Research Directions

Microbes dominate planetary biomass, play essential roles in nutrient recycling, can cause disease, and are an integral part of the healthy human body. Their genomes contain records of past evolutionary events, from which we can decipher how microbes evolve and adapt to their environments. Recent advances in DNA sequencing technologies brought us an avalanche of data: thousands of genomes and terabases of environmental DNA (metagenomes).

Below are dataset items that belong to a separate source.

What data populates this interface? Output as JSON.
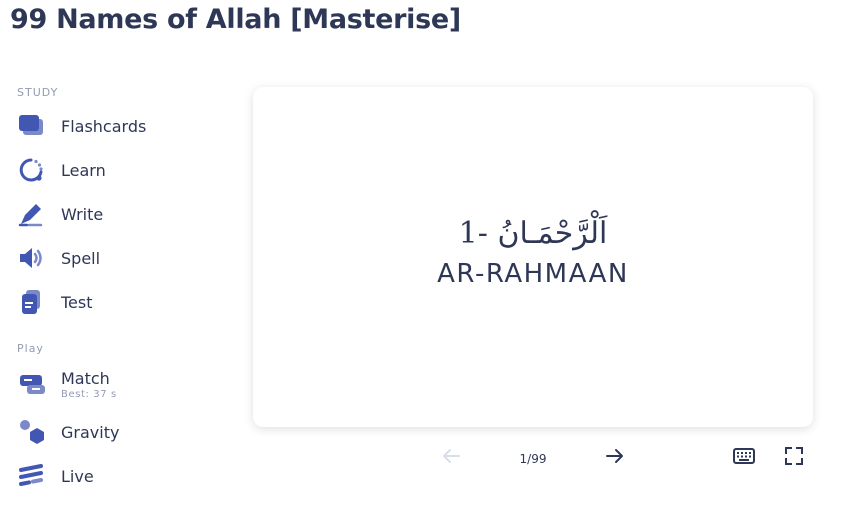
{
  "page": {
    "title": "99 Names of Allah [Masterise]"
  },
  "sidebar": {
    "study_label": "STUDY",
    "study_items": [
      {
        "label": "Flashcards",
        "icon": "flashcards-icon"
      },
      {
        "label": "Learn",
        "icon": "learn-icon"
      },
      {
        "label": "Write",
        "icon": "write-icon"
      },
      {
        "label": "Spell",
        "icon": "spell-icon"
      },
      {
        "label": "Test",
        "icon": "test-icon"
      }
    ],
    "play_label": "Play",
    "play_items": [
      {
        "label": "Match",
        "sub": "Best: 37 s",
        "icon": "match-icon"
      },
      {
        "label": "Gravity",
        "icon": "gravity-icon"
      },
      {
        "label": "Live",
        "icon": "live-icon"
      }
    ]
  },
  "card": {
    "front": "اَلْرَّحْمَـانُ -1",
    "back": "AR-RAHMAAN"
  },
  "controls": {
    "counter": "1/99"
  },
  "colors": {
    "accent": "#4257b2",
    "accent_light": "#7b89c9",
    "text": "#2e3856",
    "muted": "#939bb4"
  }
}
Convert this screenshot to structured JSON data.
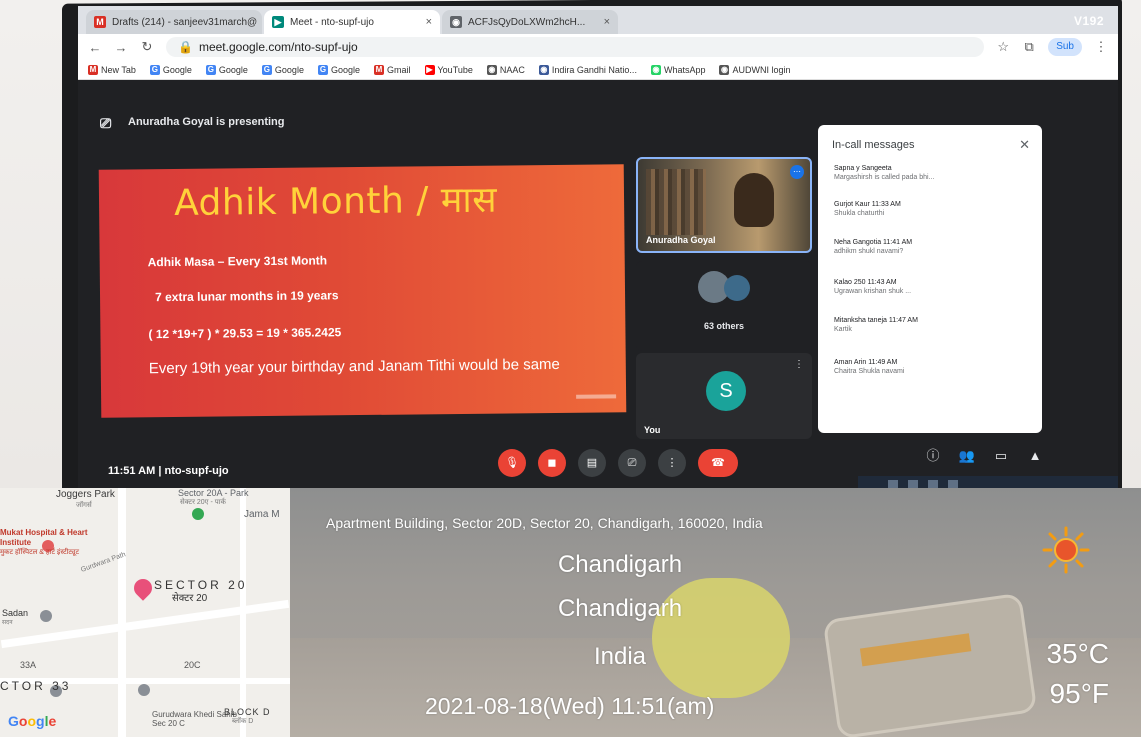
{
  "browser": {
    "tabs": [
      {
        "label": "Drafts (214) - sanjeev31march@",
        "favicon": "M",
        "favicon_color": "#d93025"
      },
      {
        "label": "Meet - nto-supf-ujo",
        "favicon": "▶",
        "favicon_color": "#00897b"
      },
      {
        "label": "ACFJsQyDoLXWm2hcH...",
        "favicon": "◉",
        "favicon_color": "#5f6368"
      }
    ],
    "tab_version": "V192",
    "url": "meet.google.com/nto-supf-ujo",
    "profile_label": "Sub",
    "bookmarks": [
      {
        "label": "New Tab",
        "icon": "M",
        "color": "#d93025"
      },
      {
        "label": "Google",
        "icon": "G",
        "color": "#4285f4"
      },
      {
        "label": "Google",
        "icon": "G",
        "color": "#4285f4"
      },
      {
        "label": "Google",
        "icon": "G",
        "color": "#4285f4"
      },
      {
        "label": "Google",
        "icon": "G",
        "color": "#4285f4"
      },
      {
        "label": "Gmail",
        "icon": "M",
        "color": "#d93025"
      },
      {
        "label": "YouTube",
        "icon": "▶",
        "color": "#ff0000"
      },
      {
        "label": "NAAC",
        "icon": "◉",
        "color": "#555555"
      },
      {
        "label": "Indira Gandhi Natio...",
        "icon": "◉",
        "color": "#3b5998"
      },
      {
        "label": "WhatsApp",
        "icon": "◉",
        "color": "#25d366"
      },
      {
        "label": "AUDWNI login",
        "icon": "◉",
        "color": "#555555"
      }
    ]
  },
  "meet": {
    "presenting_text": "Anuradha Goyal is presenting",
    "slide": {
      "title": "Adhik Month / मास",
      "line1": "Adhik Masa – Every 31st Month",
      "line2": "7 extra lunar months in 19 years",
      "line3": "( 12 *19+7 ) * 29.53  =  19 * 365.2425",
      "line4": "Every 19th year your birthday and Janam Tithi would be same"
    },
    "presenter_name": "Anuradha Goyal",
    "others_label": "63 others",
    "you_initial": "S",
    "you_label": "You",
    "chat": {
      "title": "In-call messages",
      "messages": [
        {
          "who": "Sapna y Sangeeta",
          "text": "Margashirsh is called pada bhi..."
        },
        {
          "who": "Gurjot Kaur  11:33 AM",
          "text": "Shukla chaturthi"
        },
        {
          "who": "Neha Gangotia  11:41 AM",
          "text": "adhikm shukl navami?"
        },
        {
          "who": "Kalao 250  11:43 AM",
          "text": "Ugrawan krishan shuk ..."
        },
        {
          "who": "Mitanksha taneja  11:47 AM",
          "text": "Kartik"
        },
        {
          "who": "Aman Arin  11:49 AM",
          "text": "Chaitra Shukla navami"
        }
      ]
    },
    "time": "11:51 AM",
    "meeting_code": "nto-supf-ujo",
    "colors": {
      "end_call": "#ea4335",
      "accent": "#8ab4f8"
    }
  },
  "map": {
    "labels": {
      "joggers": "Joggers Park",
      "joggers_hi": "जॉगर्स",
      "sector20a": "Sector 20A - Park",
      "sector20a_hi": "सेक्टर 20ए - पार्क",
      "jama": "Jama M",
      "mukat": "Mukat Hospital & Heart Institute",
      "mukat_hi": "मुकट हॉस्पिटल & हार्ट इंस्टीट्यूट",
      "road": "Gurdwara Path",
      "sector20": "SECTOR 20",
      "sector20_hi": "सेक्टर 20",
      "sadan": "Sadan",
      "sadan_hi": "सदन",
      "s33a": "33A",
      "s20c": "20C",
      "sector33": "CTOR 33",
      "gurudwara": "Gurudwara Khedi Sahib Sec 20 C",
      "block": "BLOCK D",
      "block_hi": "ब्लॉक D",
      "google": "Google"
    }
  },
  "overlay": {
    "address": "Apartment Building, Sector 20D, Sector 20, Chandigarh, 160020, India",
    "city": "Chandigarh",
    "state": "Chandigarh",
    "country": "India",
    "datetime": "2021-08-18(Wed)   11:51(am)",
    "temp_c": "35°C",
    "temp_f": "95°F",
    "weather_icon": "sun-icon"
  }
}
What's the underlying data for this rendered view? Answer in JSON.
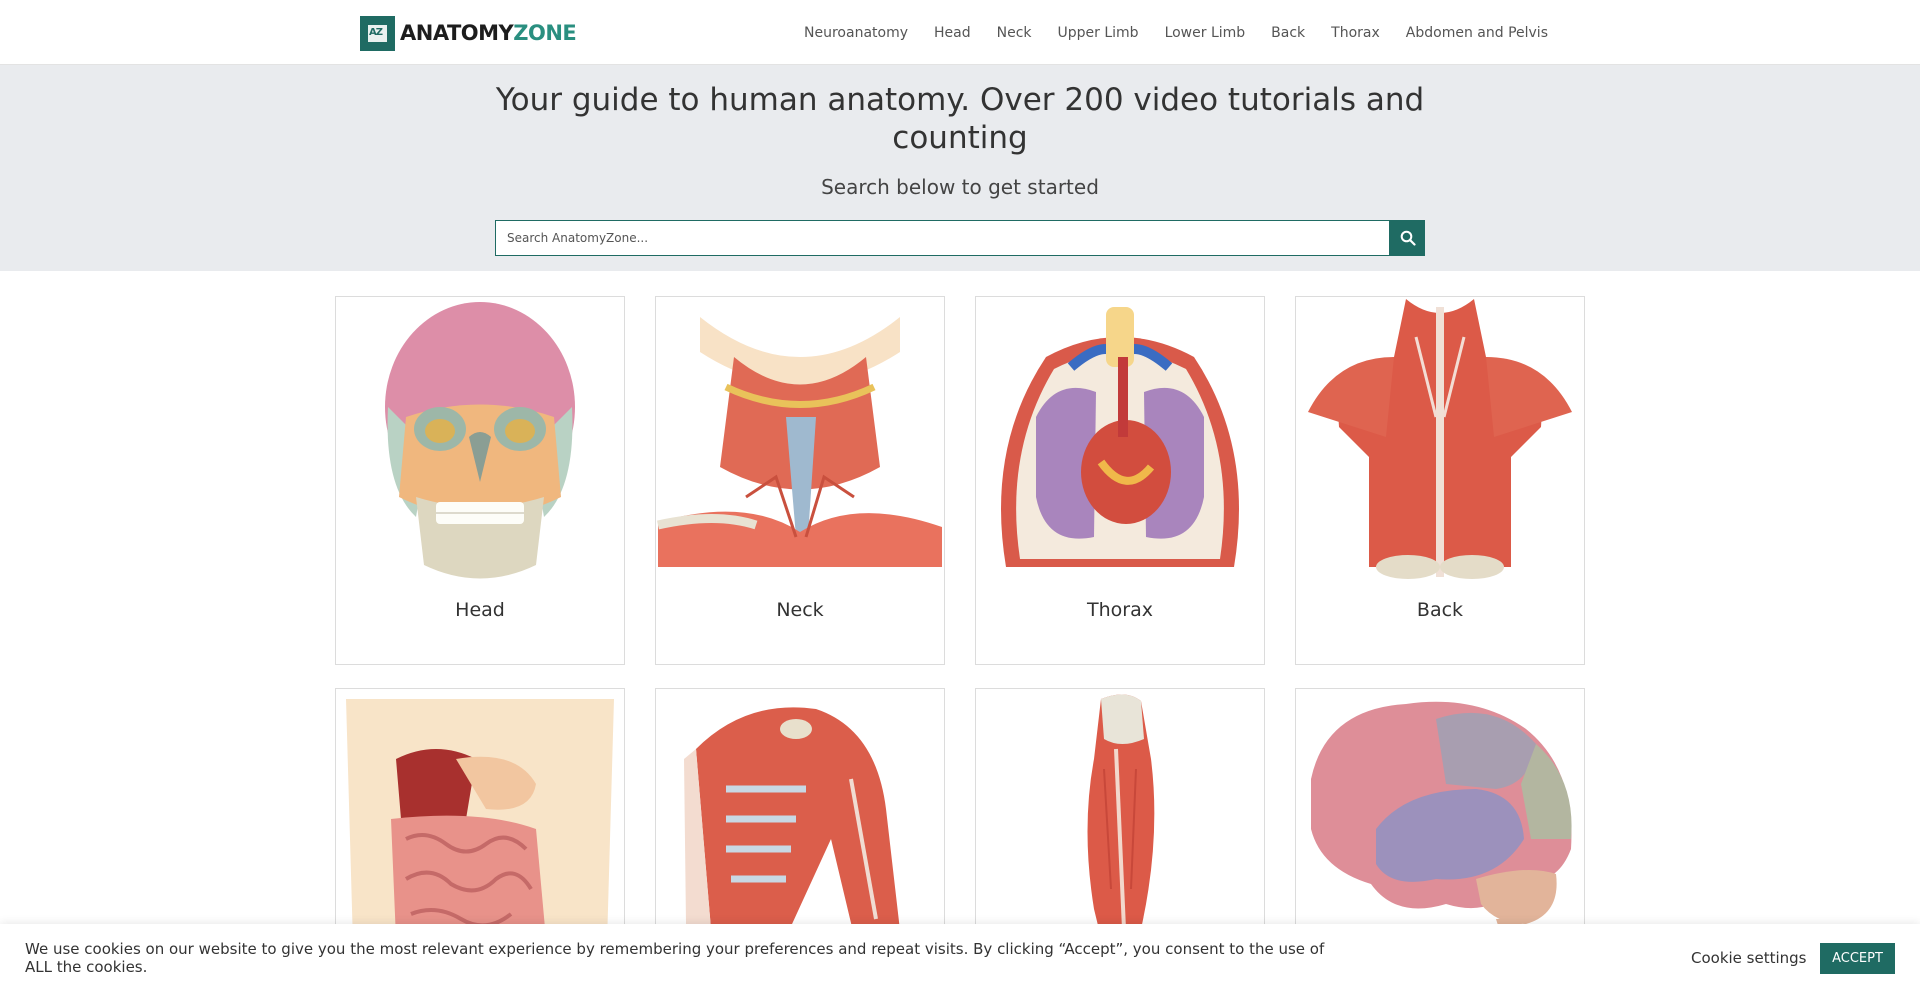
{
  "header": {
    "logo": {
      "part1": "ANATOMY",
      "part2": "ZONE"
    },
    "nav": [
      {
        "label": "Neuroanatomy"
      },
      {
        "label": "Head"
      },
      {
        "label": "Neck"
      },
      {
        "label": "Upper Limb"
      },
      {
        "label": "Lower Limb"
      },
      {
        "label": "Back"
      },
      {
        "label": "Thorax"
      },
      {
        "label": "Abdomen and Pelvis"
      }
    ]
  },
  "hero": {
    "title": "Your guide to human anatomy. Over 200 video tutorials and counting",
    "subtitle": "Search below to get started",
    "search": {
      "placeholder": "Search AnatomyZone...",
      "button_icon": "search-icon"
    }
  },
  "cards": [
    {
      "label": "Head"
    },
    {
      "label": "Neck"
    },
    {
      "label": "Thorax"
    },
    {
      "label": "Back"
    },
    {
      "label": ""
    },
    {
      "label": ""
    },
    {
      "label": ""
    },
    {
      "label": ""
    }
  ],
  "cookie": {
    "text": "We use cookies on our website to give you the most relevant experience by remembering your preferences and repeat visits. By clicking “Accept”, you consent to the use of ALL the cookies.",
    "settings_label": "Cookie settings",
    "accept_label": "ACCEPT"
  },
  "colors": {
    "brand": "#1f6b63",
    "brand_light": "#2a8f80",
    "hero_bg": "#e9ebee"
  }
}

We mine these data sets (1) to assess the impact of horizontal gene transfer on microbial populations; (2) to find new ways to characterize microbial communities; and (3) to track down genomic signatures of microbial adaptations.

We are actively investigating the following questions:

Did bacteria "domesticate" viruses as an efficient means of horizontal gene exchange?
(Charcoal drawing of a gene transfer agent by Amy Zhang'17)
What genetic changes and evolutionary forces drive bacterial preference to a specific (optimal) temperature and tolerance of temperature fluctuations?

Does genome methylation play a role in bacterial temperature response?

Do Bacteria and Archaea form "species"? What are the fundamental units of prokaryotic diversity?
What is a role of horizontal gene transfer in microbial communities inhabiting an extreme environment of saturated brines (37% NaCl)?